Campaign of the Month: August 2011
Le Ballet de l'Acier
Gilles de Cessey, vicomte de Bouvard
Courtier and fencing afficionado
Etiquette – Master
Horsemanship – Master
Italian Style – Expert
The family of Gilles de Cessey (b. 1584) was active in the Catholic League during the civil wars of the last century – Gilles’ father was seriously wounded at Ivry in 1590, fighting under the command of the duc de Mayenne, ending the vicomte’s service to the League, but the old vicomte never accepted as sincere the conversion of Henri of Navarre which enabled the former Huguenot to be crowned as King Henri IV.
Gilles grew up at the court of the Montmorency family. His father passed away in 1599, leaving the title and family’s Languedoc estate to Gilles. The following year Gilles served Henri IV as a gendarme during the War of Saluzzo with Savoy and Henri’s widow and regent following his death, Marie de’ Medici, during the War of the Jülich Succession in 1610. In the years between, the vicomte went abroad, to Madrid, Genoa, and Vienna; on his return, he married Marie de Boussagues in 1605, which brought the vicomte an additional estate as her dowry. The vicomte and vicomtesse have two children: Guillaume (b. 1607, styled baron de Cessy), presently serving the graf von Tilly, in the Bavarian army of the Liga, and Germain (b. 1609), sieur de Boussagues, a student of theology and law at the University of Toulouse.
Following the demonstration against the duchy of Jülich, Gilles enjoyed the favor of the Queen-Regent and settled into the life of a courtier in Paris, brokering his influence at court with the nobles of his considerable Languedocien clientele. Through the noble rebellions of the following decade, Gilles remained loyal to Marie, but he refused to rally to her camp during the War of the Mother and Son in 1620, retiring to his estates instead. Gilles returned to court the next year, where he was welcomed by the king and made a valet du chambre.
Though he spends the lion’s share of his time at court, Gilles de Cessey still takes an active hand in managing the affairs of his estates, and significantly expanded his fortune though investments and rentes.
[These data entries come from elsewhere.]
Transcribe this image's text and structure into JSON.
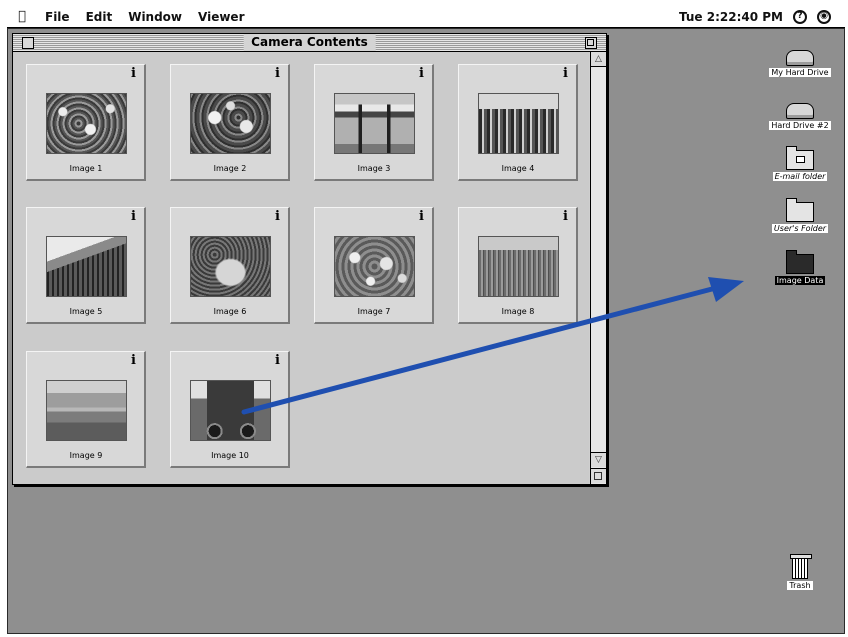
{
  "menubar": {
    "apple_icon": "apple-icon",
    "items": [
      "File",
      "Edit",
      "Window",
      "Viewer"
    ],
    "clock": "Tue 2:22:40 PM",
    "help_icon": "?",
    "app_icon": "camera-icon"
  },
  "window": {
    "title": "Camera Contents",
    "thumbnails": [
      {
        "label": "Image 1",
        "info": "i"
      },
      {
        "label": "Image 2",
        "info": "i"
      },
      {
        "label": "Image 3",
        "info": "i"
      },
      {
        "label": "Image 4",
        "info": "i"
      },
      {
        "label": "Image 5",
        "info": "i"
      },
      {
        "label": "Image 6",
        "info": "i"
      },
      {
        "label": "Image 7",
        "info": "i"
      },
      {
        "label": "Image 8",
        "info": "i"
      },
      {
        "label": "Image 9",
        "info": "i"
      },
      {
        "label": "Image 10",
        "info": "i"
      }
    ]
  },
  "desktop": {
    "icons": [
      {
        "label": "My Hard Drive"
      },
      {
        "label": "Hard Drive #2"
      },
      {
        "label": "E-mail folder"
      },
      {
        "label": "User's Folder"
      },
      {
        "label": "Image Data"
      },
      {
        "label": "Trash"
      }
    ]
  },
  "colors": {
    "desktop": "#8f8f8f",
    "window": "#cfcfcf",
    "arrow": "#1f4fb0"
  }
}
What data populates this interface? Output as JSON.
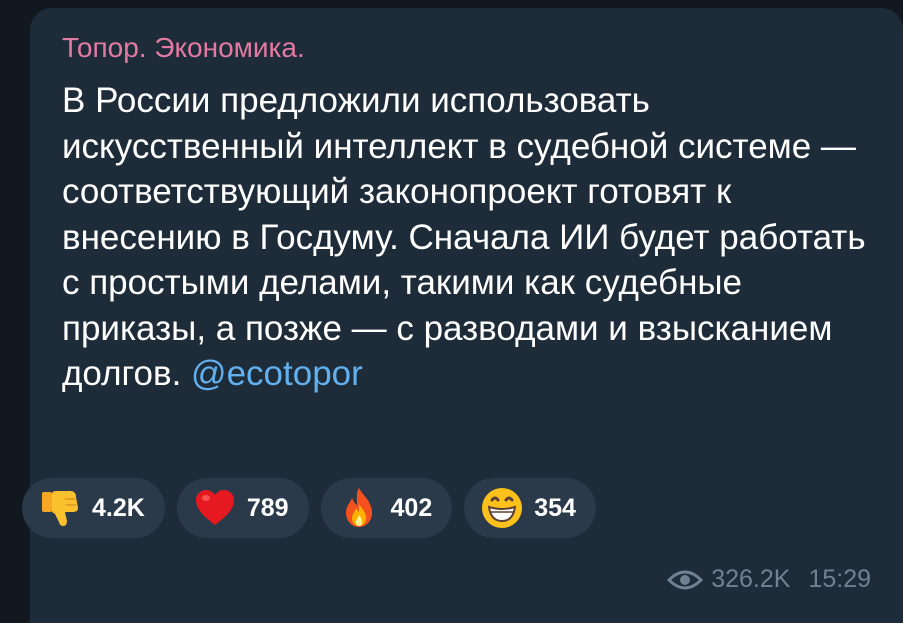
{
  "post": {
    "channel_name": "Топор. Экономика.",
    "text": "В России предложили использовать искусственный интеллект в судебной системе — соответствующий законопроект готовят к внесению в Госдуму. Сначала ИИ будет работать с простыми делами, такими как судебные приказы, а позже — с разводами и взысканием долгов. ",
    "mention": "@ecotopor",
    "views": "326.2K",
    "time": "15:29"
  },
  "reactions": [
    {
      "icon": "thumbs-down-icon",
      "count": "4.2K"
    },
    {
      "icon": "heart-icon",
      "count": "789"
    },
    {
      "icon": "fire-icon",
      "count": "402"
    },
    {
      "icon": "grinning-face-icon",
      "count": "354"
    }
  ],
  "colors": {
    "channel_name": "#e37aa2",
    "mention": "#62b0ee",
    "bubble": "#1e2c3a",
    "reaction_bg": "#2b3a4a",
    "meta": "#6f8192"
  }
}
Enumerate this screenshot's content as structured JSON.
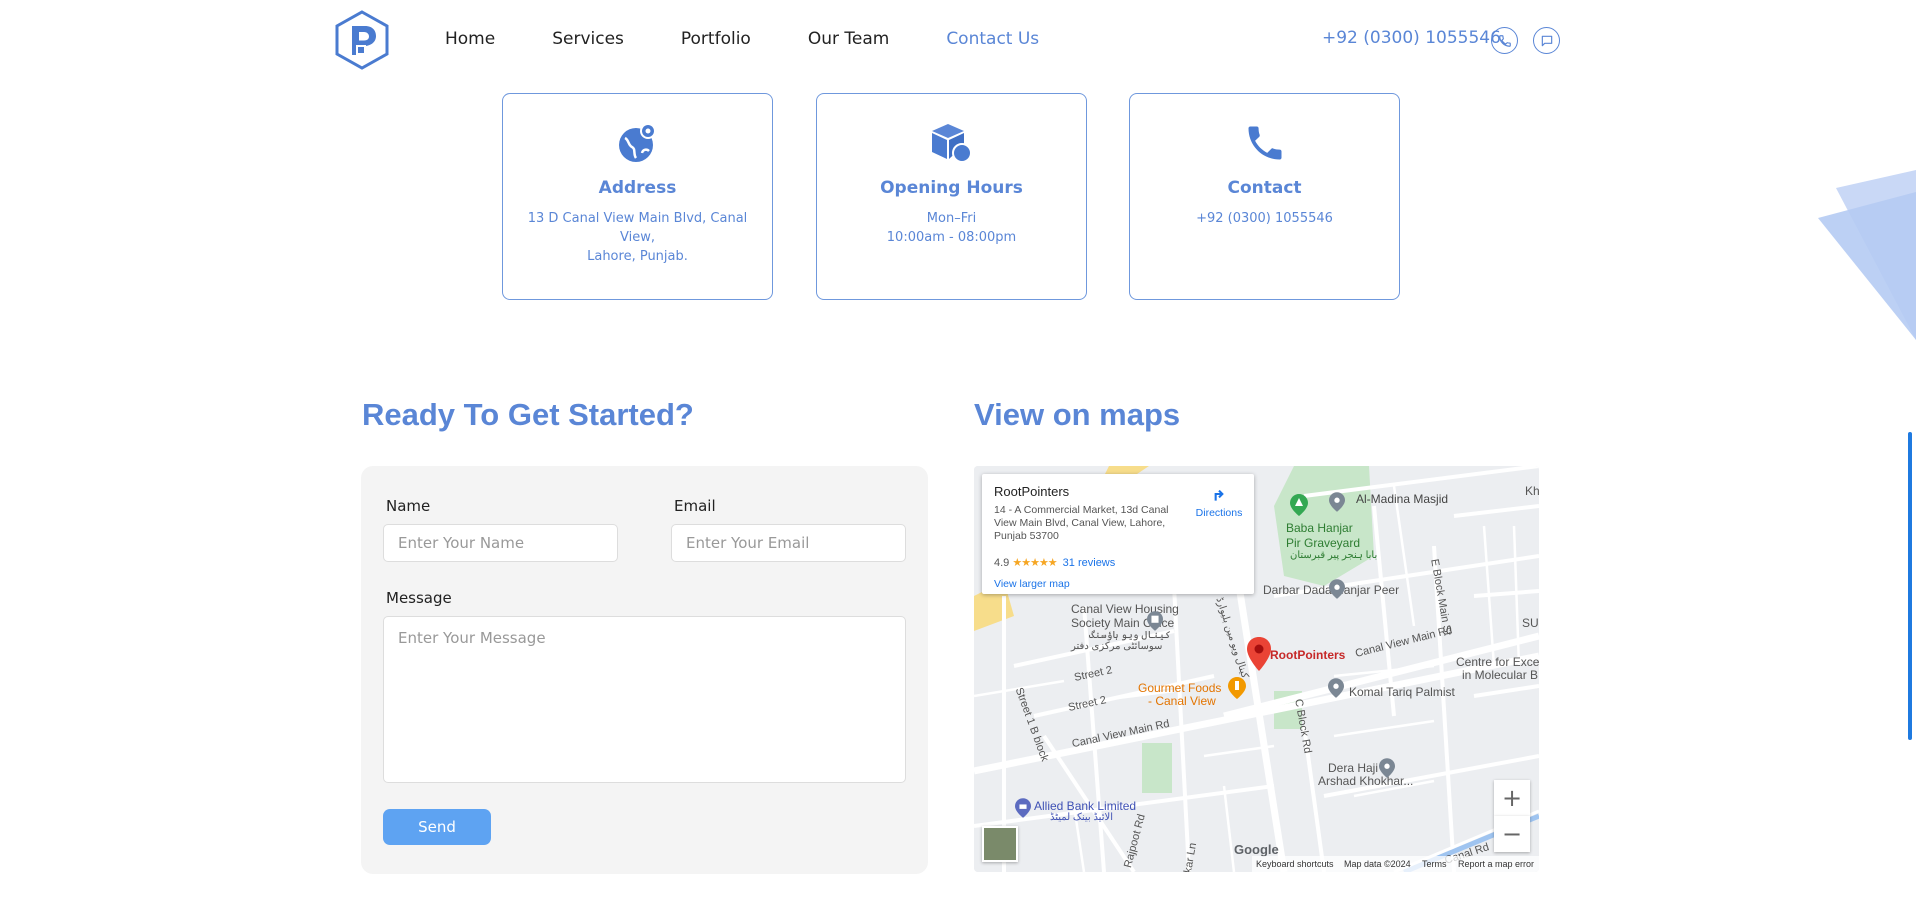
{
  "header": {
    "logo_icon": "rp-hexagon-logo",
    "nav": [
      "Home",
      "Services",
      "Portfolio",
      "Our Team",
      "Contact Us"
    ],
    "active_nav": "Contact Us",
    "phone": "+92 (0300) 1055546",
    "icons": [
      "phone-call-icon",
      "chat-icon"
    ]
  },
  "cards": [
    {
      "icon": "globe-location-icon",
      "title": "Address",
      "lines": [
        "13 D Canal View Main Blvd, Canal View,",
        "Lahore, Punjab."
      ]
    },
    {
      "icon": "box-clock-icon",
      "title": "Opening Hours",
      "lines": [
        "Mon–Fri",
        "10:00am - 08:00pm"
      ]
    },
    {
      "icon": "phone-icon",
      "title": "Contact",
      "lines": [
        "+92 (0300) 1055546",
        ""
      ]
    }
  ],
  "form": {
    "title": "Ready To Get Started?",
    "name_label": "Name",
    "name_placeholder": "Enter Your Name",
    "email_label": "Email",
    "email_placeholder": "Enter Your Email",
    "message_label": "Message",
    "message_placeholder": "Enter Your Message",
    "send_label": "Send"
  },
  "map": {
    "title": "View on maps",
    "place_name": "RootPointers",
    "place_address": "14 - A Commercial Market, 13d Canal View Main Blvd, Canal View, Lahore, Punjab 53700",
    "rating": "4.9",
    "stars": "★★★★★",
    "reviews": "31 reviews",
    "larger_map": "View larger map",
    "directions": "Directions",
    "labels": {
      "al_madina": "Al-Madina Masjid",
      "baba_hanjar": "Baba Hanjar",
      "pir_graveyard": "Pir Graveyard",
      "graveyard_urdu": "بابا ہنجر پیر قبرستان",
      "darbar": "Darbar Dada Hanjar Peer",
      "housing_1": "Canal View Housing",
      "housing_2": "Society Main Office",
      "housing_urdu_1": "کینال ویو ہاؤسنگ",
      "housing_urdu_2": "سوسائٹی مرکزی دفتر",
      "rootpointers": "RootPointers",
      "gourmet_1": "Gourmet Foods",
      "gourmet_2": "- Canal View",
      "komal": "Komal Tariq Palmist",
      "centre_1": "Centre for Exce",
      "centre_2": "in Molecular B",
      "dera_1": "Dera Haji",
      "dera_2": "Arshad Khokhar...",
      "allied": "Allied Bank Limited",
      "allied_urdu": "الائیڈ بینک لمیٹڈ",
      "street2a": "Street 2",
      "street2b": "Street 2",
      "street1b": "Street 1 B block",
      "canal_main_1": "Canal View Main Rd",
      "canal_main_2": "Canal View Main Rd",
      "canal_rd": "Canal Rd",
      "eblock": "E Block Main St",
      "cblock": "C Block Rd",
      "rajpoot": "Rajpoot Rd",
      "kar_ln": "kar Ln",
      "kh": "Kh",
      "su": "SU",
      "canal_urdu": "کینال ویو مین بلیوارڈ",
      "google": "Google"
    },
    "zoom_in": "+",
    "zoom_out": "−",
    "footer": [
      "Keyboard shortcuts",
      "Map data ©2024",
      "Terms",
      "Report a map error"
    ]
  },
  "colors": {
    "accent": "#5a86d6",
    "button": "#5ea3f2",
    "pin": "#ea4335"
  }
}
His personal wealth allows him to indulge a well-known passion for horses and horse-racing, and he is a patron of fencing masters. A portly man all his life, the vicomte is surprisingly graceful and earned a reputation in his youth as a skilled swordsman; he continues to train regularly and enjoys staging competitions and demonstrations of martial skill.
The vicomte is known to be close with his brother, Gaspar, abbé de Cessey, a procureur (attorney) for the Parlement de Languedoc and a member of the curia of the bishop of Barmie. He is generally affiliated with the dévot faction at court. The vicomte is a member and officer of Club Saint Louis in Toulouse, from which he enjoys reciprocal privileges at the Bishop’s Club in Paris.